Indexes

Introduction

Indexes are a powerful tool for improving query performance.

Indexes allow Neo4j to quickly locate nodes based on their properties, which can significantly reduce the time it takes to find anchor nodes and traverse relationships.

Use of indexes

The following query finds the orders for a specific customer, "Ernst Handel".

cypher
Find orders for a specific customer
MATCH (c:Customer {companyName: "Ernst Handel"})-[:PURCHASED]->(o:Order)
RETURN c.companyName, o.orderID, o.requiredDate
ORDER BY o.requiredDate

Profile the query

You can use PROFILE to see the execution plan.

cypher
Profile the query
PROFILE MATCH (c:Customer {companyName: "Ernst Handel"})-[:PURCHASED]->(o:Order)
RETURN c.companyName, o.orderID, o.requiredDate
ORDER BY o.requiredDate

Run the query, review the plan, and try to identify the operations being performed.

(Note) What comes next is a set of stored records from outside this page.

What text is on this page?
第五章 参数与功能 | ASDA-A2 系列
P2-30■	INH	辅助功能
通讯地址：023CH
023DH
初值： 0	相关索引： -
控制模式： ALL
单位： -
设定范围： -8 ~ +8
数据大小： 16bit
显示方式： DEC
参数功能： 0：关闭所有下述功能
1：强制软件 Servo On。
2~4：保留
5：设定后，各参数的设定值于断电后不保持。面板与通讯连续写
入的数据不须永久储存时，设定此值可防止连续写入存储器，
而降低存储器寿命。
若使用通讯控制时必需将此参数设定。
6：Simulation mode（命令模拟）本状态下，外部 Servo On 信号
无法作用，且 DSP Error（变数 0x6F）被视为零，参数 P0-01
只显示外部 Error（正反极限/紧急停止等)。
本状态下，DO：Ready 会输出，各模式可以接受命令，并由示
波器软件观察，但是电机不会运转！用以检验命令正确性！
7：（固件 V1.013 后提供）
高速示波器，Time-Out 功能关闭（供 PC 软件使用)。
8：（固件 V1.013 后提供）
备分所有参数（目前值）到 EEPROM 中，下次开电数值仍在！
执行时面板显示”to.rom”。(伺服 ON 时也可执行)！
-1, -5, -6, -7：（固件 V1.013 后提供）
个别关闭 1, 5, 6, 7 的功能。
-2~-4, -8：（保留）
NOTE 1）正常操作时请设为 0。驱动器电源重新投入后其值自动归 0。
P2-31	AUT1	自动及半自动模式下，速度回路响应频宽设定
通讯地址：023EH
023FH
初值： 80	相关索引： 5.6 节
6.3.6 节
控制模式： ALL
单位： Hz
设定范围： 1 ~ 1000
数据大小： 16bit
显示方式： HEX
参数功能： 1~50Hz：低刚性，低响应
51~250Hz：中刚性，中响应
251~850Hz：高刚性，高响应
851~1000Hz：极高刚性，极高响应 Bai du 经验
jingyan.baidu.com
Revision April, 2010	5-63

Scanning all the customers

The profile of this query shows that:

  1. Neo4j is performing a NodeByLabelScan operation on Customer.

  2. Before a Filter operation to find the specific customer.

Neo4j has to scan all Customer nodes to find the one with the matching companyName.

Query plan showing NodeByLabelScan operation passing 91 rows to Filter which outputs 1 row

Create an index

You can improve the performance of this query by creating an index on the companyName property of the Customer label:

cypher
Create an index
CREATE INDEX companyName_Customer
IF NOT EXISTS
FOR (c:Customer) ON (c.companyName)

Profile with an index

Running the same query again after creating the index shows that Neo4j is now using a NodeIndexSeek operator to find the specific customer:

cypher
Profile the query with an index
PROFILE MATCH (c:Customer {companyName: "Ernst Handel"})-[:PURCHASED]->(o:Order)
RETURN c.companyName, o.orderID, o.requiredDate
ORDER BY o.requiredDate

Creating an index on the companyName property allows Neo4j to quickly locate the specific customer node, which significantly improves the performance of the query.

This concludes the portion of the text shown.